April 09, 2019

Questions About the Addiction Profession

Each semester I ask my students to provide me any questions they would like to have answered. I do my best to answer as many as possible and are relevant to the coursework or the profession. Here are a few I have received this semester.
Why isn't porn addiction in the DSM? 
Likely due to disagreement and evidence. Professionals have attempted to have pornography and sex addiction entered into the DSM on many occasions. Professionals disagree about these being addictions. Insurance companies likely come into play here, as well. The DSM is not a set tool. As soon as one is published there is another version being worked on. A win with the DSM 5 is that "Behavioral" addictions were added. Addiction is a relatively new field of study that is lacking the "proof" (documented research). 
How can I learn about the biology of addiction?
RHAB 3975 and RHAB 4075 address the biology of addiction. 
What happens to babies born addicted to drugs?
First, that terminology is inaccurate. Babies are not born addicted to drugs. Instead, they are born "exposed" to drugs. Based on this question, I am unsure if you are wanting to know if the baby is taken from his or her parent; if the baby has physical issues; or something else? I would be happy to provide more information with that clarified. But, as a short answer...it depends on many factors. Some babies born exposed to drugs are healthy. Some have lifelong consequences (physically and socially).

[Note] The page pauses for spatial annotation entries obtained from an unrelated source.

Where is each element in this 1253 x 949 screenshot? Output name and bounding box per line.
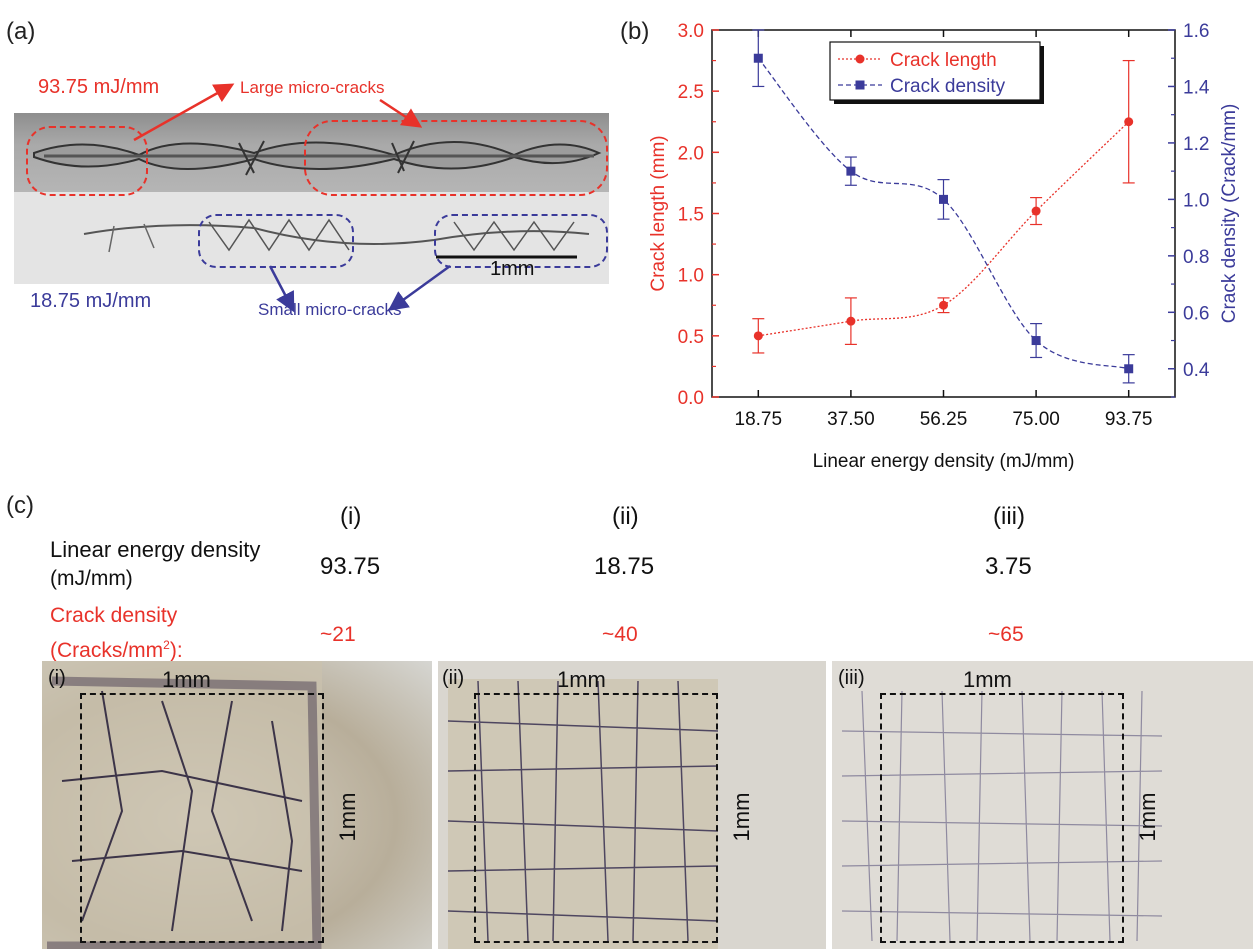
annotation-arrows — [133, 83, 577, 313]
density-value-i: ~21 — [320, 623, 356, 646]
scale-box-ii — [474, 693, 718, 943]
right-tick-label: 1.2 — [1183, 134, 1209, 155]
left-tick-label: 0.5 — [678, 327, 704, 348]
large-crack-region-2 — [304, 120, 608, 196]
data-point-crack-length — [1031, 206, 1041, 216]
data-point-crack-density — [1031, 336, 1041, 346]
panel-c-label: (c) — [6, 492, 34, 519]
legend-marker — [855, 80, 865, 90]
density-row-label-line1: Crack density — [50, 604, 178, 627]
energy-row-label-line2: (mJ/mm) — [50, 567, 133, 590]
data-point-crack-length — [753, 331, 763, 341]
scale-bar-label: 1mm — [490, 258, 535, 280]
energy-value-iii: 3.75 — [985, 553, 1032, 580]
x-tick-label: 18.75 — [735, 409, 783, 430]
micrograph-iii — [832, 661, 1253, 949]
right-tick-label: 1.0 — [1183, 190, 1209, 211]
small-crack-region-2 — [434, 214, 608, 268]
scale-side-iii: 1mm — [1135, 792, 1160, 842]
scale-top-ii: 1mm — [557, 667, 606, 692]
right-axis-label: Crack density (Crack/mm) — [1219, 104, 1240, 324]
left-tick-label: 2.5 — [678, 82, 704, 103]
scale-top-iii: 1mm — [963, 667, 1012, 692]
left-tick-label: 0.0 — [678, 388, 704, 409]
density-row-label-line2: (Cracks/mm2): — [50, 638, 183, 662]
scale-box-i — [80, 693, 324, 943]
x-tick-label: 56.25 — [920, 409, 968, 430]
energy-value-i: 93.75 — [320, 553, 381, 580]
low-energy-label: 18.75 mJ/mm — [30, 290, 152, 312]
right-tick-label: 0.8 — [1183, 247, 1209, 268]
energy-value-ii: 18.75 — [594, 553, 655, 580]
data-point-crack-length — [1124, 117, 1134, 127]
micrograph-i — [42, 661, 432, 949]
data-point-crack-length — [846, 316, 856, 326]
left-tick-label: 1.5 — [678, 205, 704, 226]
x-axis-label: Linear energy density (mJ/mm) — [813, 451, 1075, 472]
small-cracks-label: Small micro-cracks — [258, 300, 402, 319]
x-tick-label: 93.75 — [1105, 409, 1153, 430]
legend-box — [829, 41, 1041, 101]
scale-side-i: 1mm — [335, 792, 360, 842]
right-tick-label: 1.6 — [1183, 21, 1209, 42]
high-energy-label: 93.75 mJ/mm — [38, 76, 160, 98]
scale-box-iii — [880, 693, 1124, 943]
panel-b-label: (b) — [620, 18, 650, 45]
photo-label-i: (i) — [48, 667, 66, 689]
crack-chart: 0.0 0.5 1.0 1.5 2.0 2.5 3.0 0.4 0.6 0.8 1.0 1.2 1.4 1… — [648, 21, 1240, 472]
right-tick-label: 0.4 — [1183, 360, 1210, 381]
photo-label-iii: (iii) — [838, 667, 865, 689]
small-crack-region-1 — [198, 214, 354, 268]
data-point-crack-density — [1124, 364, 1134, 374]
legend-label: Crack density — [890, 76, 1006, 97]
density-value-iii: ~65 — [988, 623, 1024, 646]
right-tick-label: 1.4 — [1183, 77, 1210, 98]
left-tick-label: 3.0 — [678, 21, 704, 42]
data-point-crack-density — [753, 53, 763, 63]
right-tick-label: 0.6 — [1183, 303, 1209, 324]
data-point-crack-density — [846, 166, 856, 176]
left-tick-label: 2.0 — [678, 143, 704, 164]
large-cracks-label: Large micro-cracks — [240, 78, 385, 97]
scale-top-i: 1mm — [162, 667, 211, 692]
density-value-ii: ~40 — [602, 623, 638, 646]
x-tick-label: 37.50 — [827, 409, 875, 430]
series-line-crack-length — [758, 121, 1130, 337]
low-energy-micrograph — [14, 192, 609, 284]
column-label-i: (i) — [340, 503, 362, 530]
left-tick-label: 1.0 — [678, 266, 704, 287]
column-label-iii: (iii) — [993, 503, 1025, 530]
legend-label: Crack length — [890, 50, 997, 71]
scale-side-ii: 1mm — [729, 792, 754, 842]
photo-label-ii: (ii) — [442, 667, 465, 689]
energy-row-label-line1: Linear energy density — [50, 537, 261, 562]
data-point-crack-length — [939, 300, 948, 310]
legend-marker — [855, 54, 865, 64]
x-tick-label: 75.00 — [1012, 409, 1060, 430]
column-label-ii: (ii) — [612, 503, 639, 530]
data-point-crack-density — [939, 194, 948, 204]
panel-a-label: (a) — [6, 18, 36, 45]
left-axis-label: Crack length (mm) — [648, 135, 669, 291]
micrograph-ii — [438, 661, 826, 949]
large-crack-region-1 — [26, 126, 148, 196]
series-line-crack-density — [757, 57, 1129, 370]
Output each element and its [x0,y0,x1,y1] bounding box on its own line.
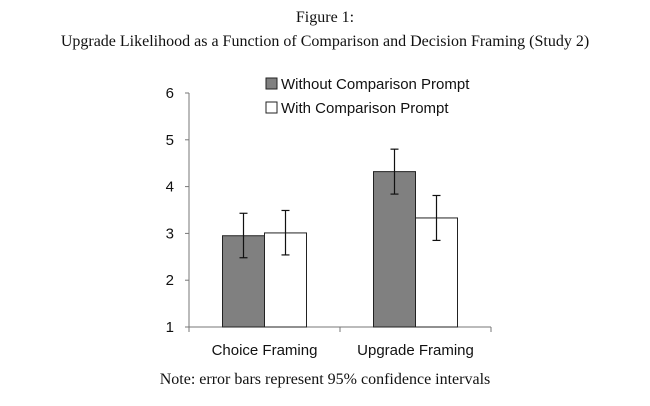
bar [373,171,416,328]
legend-label: Without Comparison Prompt [281,76,470,93]
chart-error-bars [239,148,441,259]
y-tick-label: 2 [166,272,174,289]
y-tick-label: 4 [166,179,174,196]
x-category-label: Upgrade Framing [357,342,474,359]
chart-bars [222,171,458,328]
legend-label: With Comparison Prompt [281,100,449,117]
figure-title: Upgrade Likelihood as a Function of Comp… [60,33,590,50]
x-category-label: Choice Framing [212,342,318,359]
chart-legend: Without Comparison Prompt With Comparison… [265,76,470,117]
y-tick-label: 5 [166,132,174,149]
figure-label: Figure 1: [295,9,355,26]
legend-swatch [265,101,278,114]
y-tick-label: 3 [166,225,174,242]
figure-note: Note: error bars represent 95% confidenc… [159,371,491,388]
legend-swatch [265,77,278,90]
y-tick-label: 1 [166,319,174,336]
y-tick-label: 6 [166,85,174,102]
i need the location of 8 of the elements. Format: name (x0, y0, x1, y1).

Will all of the information you share be posted on Canvas?
I will post the course content. I have audio recorded my lectures in the past in order to capture the other components. If that is a desire I can do that again. 
Have you ever considered writing a book?
I wrote a workbook for a class and I am adding to it. The workbook is about self-exploration and communication. I have considered writing a guidebook for interactive group activities and I have thought about capturing information from professional experience but have not followed through with that thought. 
How do you work with clients who do not want to recover?
The most important part of counseling is helping a client with what he or she does want, rather than what we (the clinicians) wants. Therefore, helping a client who we view as not wanting recovery is the same as a client we view as wanting recovery. We ask the client what his or her goal is and work from there. Even a client who is sent/required to attend treatment likely has something he or she can get out of the experience. Working from that place helps decrease the resistance and will get all parties to a much more desirable place than pushing the client to want something he or she verbalizes undesirable. 
I would love to hear other questions or other thoughts/answers.